As if there weren’t enough reasons already to read the Harry Potter books, recent scientific studies have offered up more, according to an article posted by MTV.com on Aug. 2. These studies have shown that the books can make readers less prejudiced against immigrants, homosexuals, and other minority groups and make readers better people.
The Journal of Applied Psychology published an article last month explaining that reading stories is an effective strategy for changing the attitude surrounding social “out-groups.” The studies they’ve published were conducted with a wide range of individuals, ranging from elementary school children to university students. Three studies in all were run and documented.
It was found that after reading and discussing the books, students of varying ages who identified with Harry Potter as a bit of a hero (or who disidentified with Voldemort) had more positive attitudes about minority groups. They were able to begin thinking from the perspectives of those such as immigrants, refugees, and LGBT communities.
J.K. Rowling has said in the past that “The Potter books in general are a prolonged argument for tolerance, a prolonged plea for an end to bigotry.” Throughout the series of books, Harry Potter and his friends consistently stand up for groups subject to prejudice. Now, not only has the author’s intention been voiced, but there is scientific proof that the books really do change mindsets.
Young people reading these books have also been reported as joining charity efforts. Some believe that the books may have also influenced voters’ decisions in the last presidential election.
The study took in students from Britain and Italy as part of a focus group. The group read the books and discussed themes of prejudice and oppression over a series of weeks.

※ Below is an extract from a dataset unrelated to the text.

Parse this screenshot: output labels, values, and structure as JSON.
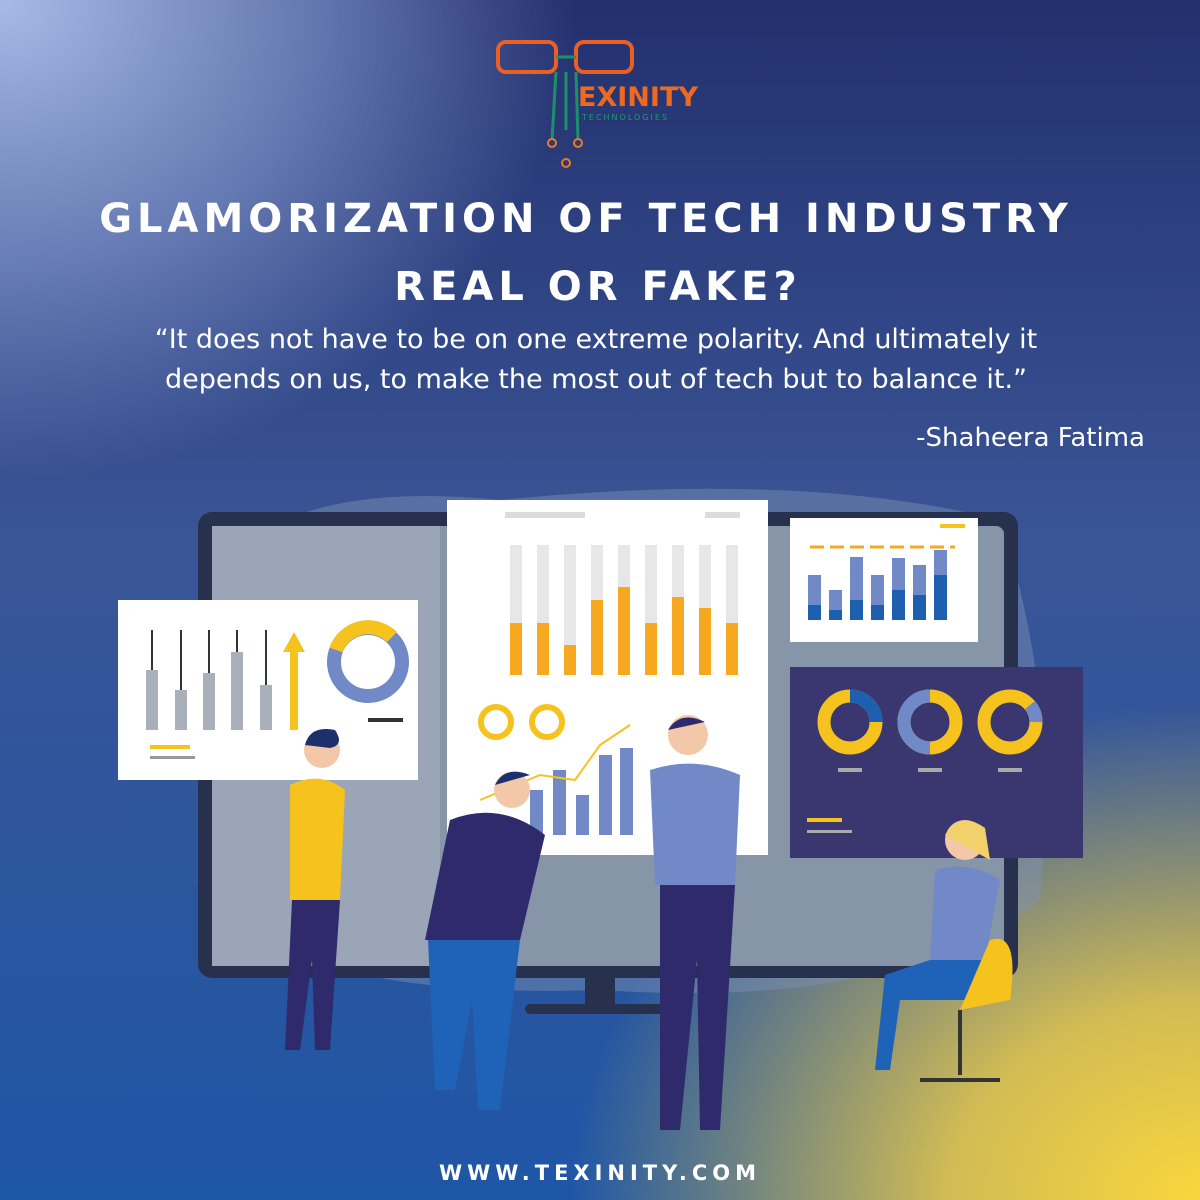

While the findings of these studies are quite exciting, it is important to note, per the Pacific Standard, that reading any kind of fiction in which a reader can identify with its characters can help reduce the stain of bigotry. This kind of reading gives the experience of characters who come from diverse backgrounds. The Pacific Standard also lists many other boons to reading which make readers much better people than if they hadn’t read at all.